Android's View system allows you to create custom UI components by extending base View classes and overriding their drawing, measurement, and layout methods. When combined with custom XML attributes, these components become reusable widgets that other developers can configure declaratively in layout files just like built in views. Understanding the custom view lifecycle, the attribute system, and the measurement contract is necessary for building reliable custom components. By the end of this lesson, you will be able to:

  • Explain the purpose of each View constructor overload and when Android calls them.
  • Override onDraw() to render custom graphics using Canvas.
  • Define custom attributes in attrs.xml and read them with TypedArray.
  • Override onMeasure() to control how your view reports its size.
  • Apply best practices for performance in custom view implementations.

View Constructors and Inflation

Android View classes require specific constructor overloads depending on how the view is created. When inflated from XML, the system calls the two parameter constructor with Context and AttributeSet. The three parameter constructor adds a default style attribute. Kotlin's @JvmOverloads annotation generates all three overloads from a single declaration:

class CircleView @JvmOverloads constructor(
    context: Context,
    attrs: AttributeSet? = null,
    defStyleAttr: Int = 0
) : View(context, attrs, defStyleAttr)

The AttributeSet parameter contains every XML attribute specified on the view tag. The defStyleAttr parameter points to a theme attribute that provides default values for the view's styled attributes. When you create a view programmatically with just a Context, attrs is null and no XML attributes are available.

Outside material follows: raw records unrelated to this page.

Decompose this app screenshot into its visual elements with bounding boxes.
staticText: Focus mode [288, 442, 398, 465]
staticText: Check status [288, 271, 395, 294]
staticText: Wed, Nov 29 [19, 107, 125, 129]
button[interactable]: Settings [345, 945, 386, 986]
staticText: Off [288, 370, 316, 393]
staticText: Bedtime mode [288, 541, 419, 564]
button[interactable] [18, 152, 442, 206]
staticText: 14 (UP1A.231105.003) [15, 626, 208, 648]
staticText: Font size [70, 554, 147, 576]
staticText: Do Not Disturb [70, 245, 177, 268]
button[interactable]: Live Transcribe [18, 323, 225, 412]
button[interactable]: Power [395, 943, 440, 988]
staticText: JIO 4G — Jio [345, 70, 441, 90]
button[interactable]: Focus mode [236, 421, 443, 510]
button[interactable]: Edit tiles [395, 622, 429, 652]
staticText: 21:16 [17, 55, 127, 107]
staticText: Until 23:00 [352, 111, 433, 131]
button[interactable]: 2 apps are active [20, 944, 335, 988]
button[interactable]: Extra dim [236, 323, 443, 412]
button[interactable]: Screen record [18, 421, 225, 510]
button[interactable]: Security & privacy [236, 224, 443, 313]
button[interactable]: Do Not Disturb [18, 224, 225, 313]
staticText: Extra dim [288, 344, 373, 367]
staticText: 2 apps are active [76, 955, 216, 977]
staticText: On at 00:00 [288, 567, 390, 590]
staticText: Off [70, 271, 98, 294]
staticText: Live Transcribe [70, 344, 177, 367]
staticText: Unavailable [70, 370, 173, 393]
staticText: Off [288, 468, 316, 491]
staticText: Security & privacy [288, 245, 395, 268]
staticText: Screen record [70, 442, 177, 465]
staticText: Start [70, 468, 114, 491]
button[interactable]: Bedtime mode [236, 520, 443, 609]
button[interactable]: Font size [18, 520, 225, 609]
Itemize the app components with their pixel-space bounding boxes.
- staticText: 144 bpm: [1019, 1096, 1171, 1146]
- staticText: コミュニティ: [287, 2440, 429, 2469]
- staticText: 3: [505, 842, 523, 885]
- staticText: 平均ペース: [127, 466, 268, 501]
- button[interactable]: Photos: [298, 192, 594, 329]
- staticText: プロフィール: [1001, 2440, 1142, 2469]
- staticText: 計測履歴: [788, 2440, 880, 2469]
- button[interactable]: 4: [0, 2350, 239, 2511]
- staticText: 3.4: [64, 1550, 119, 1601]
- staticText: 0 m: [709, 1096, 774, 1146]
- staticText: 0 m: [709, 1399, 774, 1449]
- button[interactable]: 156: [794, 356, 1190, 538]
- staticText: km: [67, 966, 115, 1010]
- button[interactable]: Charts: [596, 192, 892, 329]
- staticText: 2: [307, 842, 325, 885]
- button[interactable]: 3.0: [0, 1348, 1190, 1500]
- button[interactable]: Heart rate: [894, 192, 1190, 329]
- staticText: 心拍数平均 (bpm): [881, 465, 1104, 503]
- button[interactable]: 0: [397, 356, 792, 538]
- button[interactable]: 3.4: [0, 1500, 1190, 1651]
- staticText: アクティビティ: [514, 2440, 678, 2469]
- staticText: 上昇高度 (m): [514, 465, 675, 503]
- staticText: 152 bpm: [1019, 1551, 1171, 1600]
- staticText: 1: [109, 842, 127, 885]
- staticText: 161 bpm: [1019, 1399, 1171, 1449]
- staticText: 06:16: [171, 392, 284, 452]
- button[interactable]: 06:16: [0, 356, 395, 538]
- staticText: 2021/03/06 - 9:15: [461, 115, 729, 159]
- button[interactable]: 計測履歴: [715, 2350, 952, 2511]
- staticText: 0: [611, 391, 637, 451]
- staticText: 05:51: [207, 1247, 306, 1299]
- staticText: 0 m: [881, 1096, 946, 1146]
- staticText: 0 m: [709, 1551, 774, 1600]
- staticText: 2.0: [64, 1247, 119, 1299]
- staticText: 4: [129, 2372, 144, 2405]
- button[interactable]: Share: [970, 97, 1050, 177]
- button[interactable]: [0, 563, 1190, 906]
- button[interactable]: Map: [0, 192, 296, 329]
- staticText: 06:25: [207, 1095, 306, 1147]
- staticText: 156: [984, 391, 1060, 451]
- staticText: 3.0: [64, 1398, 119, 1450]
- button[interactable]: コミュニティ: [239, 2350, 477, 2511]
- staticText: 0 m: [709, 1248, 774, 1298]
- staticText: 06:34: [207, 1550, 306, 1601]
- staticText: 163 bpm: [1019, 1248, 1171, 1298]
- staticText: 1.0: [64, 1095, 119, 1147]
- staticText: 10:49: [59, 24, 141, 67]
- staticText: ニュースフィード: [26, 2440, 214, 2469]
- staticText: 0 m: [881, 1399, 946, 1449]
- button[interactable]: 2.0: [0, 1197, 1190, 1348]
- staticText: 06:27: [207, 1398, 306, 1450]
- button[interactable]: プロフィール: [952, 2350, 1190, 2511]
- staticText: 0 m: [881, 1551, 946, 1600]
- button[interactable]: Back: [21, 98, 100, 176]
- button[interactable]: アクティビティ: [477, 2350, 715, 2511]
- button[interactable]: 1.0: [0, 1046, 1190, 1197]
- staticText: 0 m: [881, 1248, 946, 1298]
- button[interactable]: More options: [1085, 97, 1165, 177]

Drawing with onDraw() and Canvas

The onDraw() method is where you render your view's content. Android calls it whenever the view needs to be redrawn, which happens after invalidate() is called or when the view first becomes visible. The method receives a Canvas object that provides drawing primitives:

private val paint = Paint(Paint.ANTI_ALIAS_FLAG).apply {
    color = Color.RED
    style = Paint.Style.FILL
}

override fun onDraw(canvas: Canvas) {
    val cx = width / 2f
    val cy = height / 2f
    val radius = minOf(cx, cy) * 0.8f
    canvas.drawCircle(cx, cy, radius, paint)
}

Two performance rules apply inside onDraw(). First, never allocate objects. The method is called on every frame during animations, and allocations trigger garbage collection pauses that cause dropped frames. Create Paint, Rect, Path, and other drawing objects as class fields and reuse them. Second, minimize the drawing area. Use canvas.clipRect() to restrict drawing to the invalidated region when possible.